Inspection of the malware showed that it maintained a list of peers (stored in a file, %SYSTEM32%\peers.ini) that it communicated with. This wasn’t just some spam malware, this was a P2P spam bot. Quickly, the people behind the malware upped the ante with new variants, and they haven’t slowed down too much. Lots of minor variants in each run to stop people doing static MD5 detection, but every day or two they change the code just enough to drop AV detection through the floor. I’ve been able to get samples, either in our mail traps or through contacts, and look at them. There’s a definite shift in tactics afoot. The original variant used UDP port 4000 to communicate, later versions used UDP port 7871. I’ve been looking at this worm’s traffic for the past several days and, despite the fact that we’re seeing boatloads of the mails, we’re not seeing a lot of the traffic these infected boxes generate.

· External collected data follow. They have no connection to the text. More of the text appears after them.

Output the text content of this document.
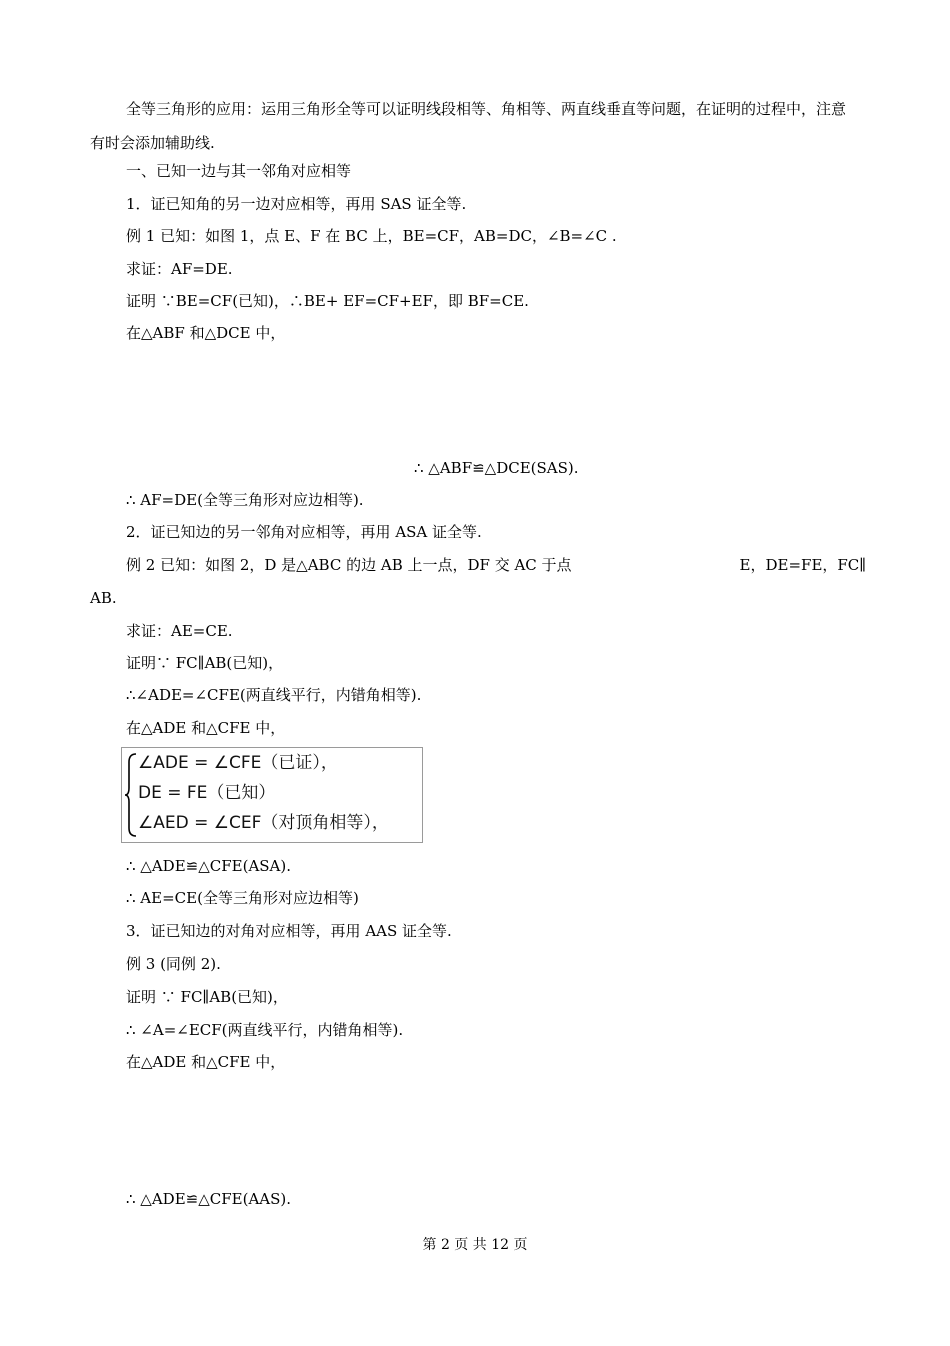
全等三角形的应用：运用三角形全等可以证明线段相等、角相等、两直线垂直等问题，在证明的过程中，注意有时会添加辅助线.
一、已知一边与其一邻角对应相等
1．证已知角的另一边对应相等，再用 SAS 证全等.
例 1 已知：如图 1，点 E、F 在 BC 上，BE=CF，AB=DC，∠B=∠C .
求证：AF=DE.
证明 ∵BE=CF(已知)，∴BE+ EF=CF+EF，即 BF=CE.
在△ABF 和△DCE 中，
∴ △ABF≌△DCE(SAS).
∴ AF=DE(全等三角形对应边相等).
2．证已知边的另一邻角对应相等，再用 ASA 证全等.
例 2 已知：如图 2，D 是△ABC 的边 AB 上一点，DF 交 AC 于点	E，DE=FE，FC∥
AB.
求证：AE=CE.
证明∵ FC∥AB(已知)，
∴∠ADE=∠CFE(两直线平行，内错角相等).
在△ADE 和△CFE 中，
∠ADE = ∠CFE（已证），
DE = FE（已知）
∠AED = ∠CEF（对顶角相等），
∴ △ADE≌△CFE(ASA).
∴ AE=CE(全等三角形对应边相等)
3．证已知边的对角对应相等，再用 AAS 证全等.
例 3 (同例 2).
证明 ∵ FC∥AB(已知)，
∴ ∠A=∠ECF(两直线平行，内错角相等).
在△ADE 和△CFE 中，
∴ △ADE≌△CFE(AAS).
第 2 页 共 12 页
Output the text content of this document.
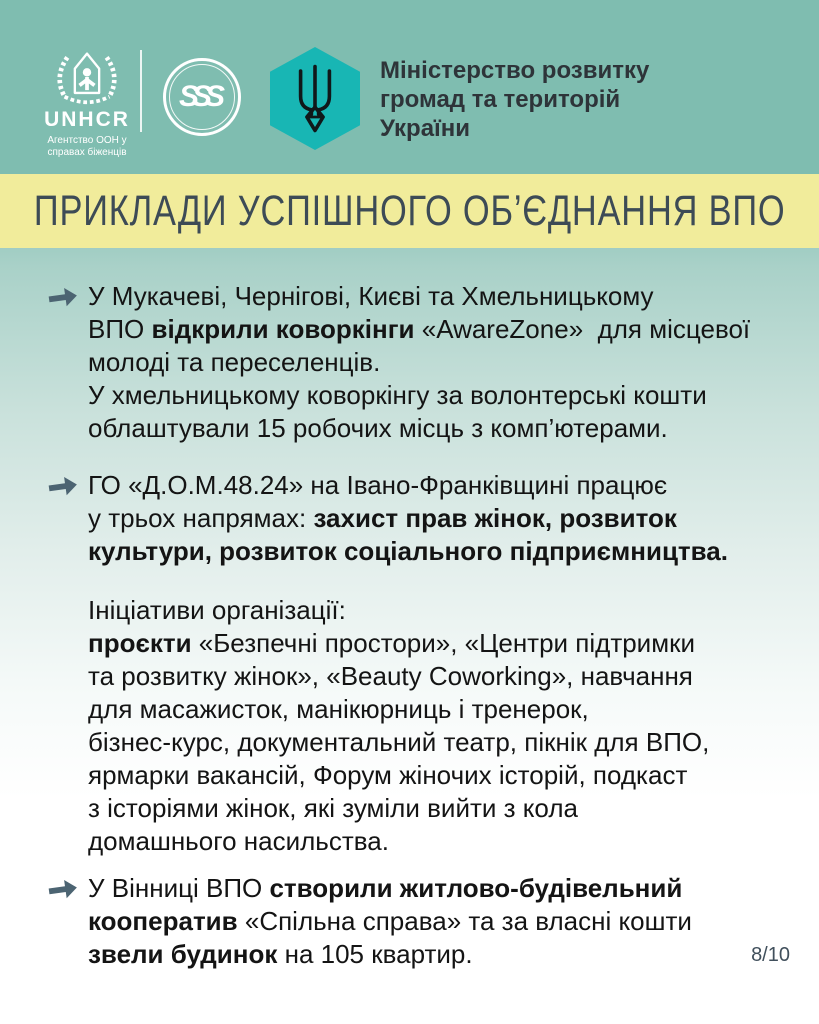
UNHCR
Агентство ООН у
справах біженців
SSS
Міністерство розвитку
громад та територій
України
ПРИКЛАДИ УСПІШНОГО ОБ’ЄДНАННЯ ВПО
У Мукачеві, Чернігові, Києві та Хмельницькому
ВПО відкрили коворкінги «AwareZone»  для місцевої
молоді та переселенців.
У хмельницькому коворкінгу за волонтерські кошти
облаштували 15 робочих місць з комп’ютерами.
ГО «Д.О.М.48.24» на Івано-Франківщині працює
у трьох напрямах: захист прав жінок, розвиток
культури, розвиток соціального підприємництва.
Ініціативи організації:
проєкти «Безпечні простори», «Центри підтримки
та розвитку жінок», «Beauty Coworking», навчання
для масажисток, манікюрниць і тренерок,
бізнес-курс, документальний театр, пікнік для ВПО,
ярмарки вакансій, Форум жіночих історій, подкаст
з історіями жінок, які зуміли вийти з кола
домашнього насильства.
У Вінниці ВПО створили житлово-будівельний
кооператив «Спільна справа» та за власні кошти
звели будинок на 105 квартир.	8/10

Based solely on these traffic measurements, it’s hard to say just how many boxes are infected, but it doesn’t appear to be that many when compared to something like MyDoom or Bagle. This appears to be a lot more like the size of Nugache’s network. The traffic graph shown here shows a 24 window of one ASN’s traffic for UDP port 7871 (there was no detectable UDP port 4000 traffic), and there’s only bytes per second of traffic, and it’s not sustained. This isn’t a non-issue, but the bark (the flood of emails) may be worse than the bite (the P2P traffic, which indicates infected boxes), at least globally.

This year’s trend looks like it will be “get your own private distributed spam net,” built using malware and specialized botnets. Rustock, Storm Worm, and probably others are going to make the spam problem all that much harder to deal with.